To ensure success, the KL component must deal with the political reality that some degree of standards enforcement may be required. In other words, it may be wise to make Cyberinfrastructure or KL grants contingent upon adherence to some (small) set of protocol and interface standards, such as the warehouse underpinnings described above. Explicit linking of KL to the emerging NSDL core integration system may be part of an appropriate level of standardization. To ensure scalability, dependability, and persistence of resources, the KL architecture also must enable distributed replication and synchronization of entities, including services. This is of course a natural aspect of the Grid piece of the Cyberinfrastructure, but carrots and sticks may be needed to achieve compatibilities on the scales that are required.
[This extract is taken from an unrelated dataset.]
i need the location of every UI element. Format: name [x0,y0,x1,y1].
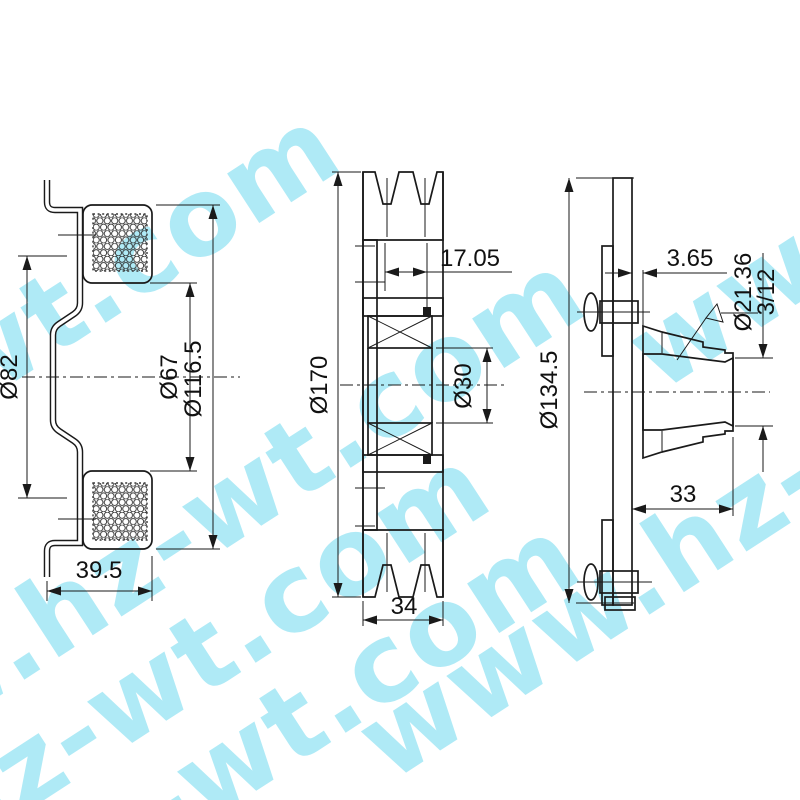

Engineering, Operations and Evaluation

Good software engineering, software support, and reliable computer operations are difficult, and often they are expensive. They also are important, as they determine the end-user experience, but such characteristics often are given little support in NSF grants (because achieving them is not considered research). The KL artifacts will have to serve very large audiences dependably, on multiple platforms, and they must be well supported in response to user problems and needs for incremental enhancement. This suggests ample funding for organizations that are committed to both engineering excellence and software support, focused on needed tools and representations. Explicit mention of contemporary approaches to software engineering and support, especially user-centered design and development, ought to be part of the solicitation.

An important means for gaining an appropriate emphasis on customer service, dependability and end-user effectiveness is foster a culture of evaluation throughout the KL component. Solicitations should encourage both summative and formative evaluation efforts. A difficult but worthy objective is to embed, within digital libraries and other KL outcomes, instruments for observing the learning process in relation to resources employed [Ramaley]. Doing so would help the Cyberinfrastructure initiative embrace large-scale education enhancement as a first class goal.

Conclusion

All of the above is worth doing, as it will yield a common philosophical and technical fabric for coordinating and using independent digital libraries. [Frew] This would be an important achievement and represent a particularly valuable component of the Cyberinfrastructure initiative.